Es wunderte ihn nicht, dass sie so verkorkst war.

»Ich bin gleich da, ja, dauert vermutlich eine halbe Stunde oder so, ja? Tu nichts, bis ich bei dir bin. Ich liebe dich, das weißt du, oder? Du hast mich, du wirst mich nie verlieren, du brauchst nur einige Minuten lang auf mich zu warten. Schließ die Augen, bis ich bei dir bin, tu nichts. Ruh dich aus.«

»Ich bin in der dritten Kabine, links«, stöhnte sie und klang müde, »beeil dich bitte, ich halte es nicht länger aus.«

»Ja.« Er legte auf, fluchte und stand auf, faltete die Zeitung sorgfältig zusammen und steckte sie in seine Jackentasche. Wie sollte er nur bis dahin kommen? Er hatte kein Geld für ein Ticket bei sich, konnte er sich was von Petzold leihen? Er rief ihn an, doch der Restaurantbesitzer ging nicht ran. Er fuhr sich mit den kalten Händen übers Gesicht.

Schließlich rannte er los, aus dem Wald hinaus, in Richtung der Straße. Einige Minuten später stand er an einer Bushaltestelle und streckte den Daumen nach rechts. Er musste denselben Weg nehmen wie sie, um zu ihr zu gelangen, obwohl er sich geschworen hatte, das nie wieder zu tun.

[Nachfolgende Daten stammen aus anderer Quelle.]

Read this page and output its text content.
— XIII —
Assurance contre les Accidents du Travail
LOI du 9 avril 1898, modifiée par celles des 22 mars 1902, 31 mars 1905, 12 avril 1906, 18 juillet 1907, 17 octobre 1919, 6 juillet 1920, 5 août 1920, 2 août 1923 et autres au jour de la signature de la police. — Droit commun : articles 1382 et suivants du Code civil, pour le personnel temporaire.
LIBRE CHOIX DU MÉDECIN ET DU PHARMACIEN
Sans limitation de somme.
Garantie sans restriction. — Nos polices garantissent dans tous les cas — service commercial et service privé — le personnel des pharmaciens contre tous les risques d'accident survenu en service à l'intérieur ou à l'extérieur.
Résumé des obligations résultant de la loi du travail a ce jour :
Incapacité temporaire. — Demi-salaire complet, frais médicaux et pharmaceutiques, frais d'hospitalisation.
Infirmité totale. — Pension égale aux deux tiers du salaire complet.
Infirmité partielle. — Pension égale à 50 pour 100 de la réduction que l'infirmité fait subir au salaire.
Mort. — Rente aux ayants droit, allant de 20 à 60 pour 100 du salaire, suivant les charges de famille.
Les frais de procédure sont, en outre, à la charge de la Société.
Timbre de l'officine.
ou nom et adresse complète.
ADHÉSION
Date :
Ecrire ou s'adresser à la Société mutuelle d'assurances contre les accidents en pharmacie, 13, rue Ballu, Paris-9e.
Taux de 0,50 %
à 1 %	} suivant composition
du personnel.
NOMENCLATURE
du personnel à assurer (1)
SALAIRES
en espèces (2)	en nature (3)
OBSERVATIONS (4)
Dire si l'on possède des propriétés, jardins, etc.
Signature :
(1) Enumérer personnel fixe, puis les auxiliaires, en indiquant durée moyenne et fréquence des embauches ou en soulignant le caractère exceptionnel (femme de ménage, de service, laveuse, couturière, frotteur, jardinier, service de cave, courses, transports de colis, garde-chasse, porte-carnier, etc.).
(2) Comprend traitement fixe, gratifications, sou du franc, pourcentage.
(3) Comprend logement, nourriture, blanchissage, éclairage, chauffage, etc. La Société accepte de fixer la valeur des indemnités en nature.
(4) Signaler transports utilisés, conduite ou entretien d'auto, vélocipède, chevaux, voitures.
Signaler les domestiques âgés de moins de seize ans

Zu viele schlechte Erfahrungen.

Am Himmel prangte der Mond, wie angeheftet, verteilte sein silbriges Licht auf die angrenzenden Häuser, in denen einige von ihren Mitschülern wohnten. Sie lagen in ihren heimeligen Betten, zockten an ihren teuren PCs, mit vollem Bauch, während er auf eine Fahrt ins Nichts wartete, hungrig.

Bis auf ein paar schwarz gewordene Bananen, die er aus dem Müllcontainer eines Supermarkts mitgenommen hatte, und einer abgelaufenen Flasche säuerlicher Milch hatte er an diesem Tag nichts gegessen.

Er fror in seiner Regenjacke. Darunter trug er ein Hemd von früher, das sie ihm in der Kleiderspende im Obdachlosenheim geschenkt hatten, und eine Jeans von Primark, die er sich im letzten Jahr für fünf Euro in Bochum gekauft hatte, als er dort mit ihr drei Wochen lang abgehauen war. Seitdem hatte er sie beinahe jeden Tag getragen und genauso sah sie auch aus, verschlissen, dreckig, die Hosenbeine voller getrockneter Erde und Schlamm. Am Hosenbund lösten sich einige Fäden, er trug keinen Gürtel, obwohl ihm die Hose mittlerweile zu groß geworden war. Er hatte sie mit einem Schnürsenkel, den er um die Hüfte geknotet hatte, befestigt. Ziemlich erbärmlich eigentlich.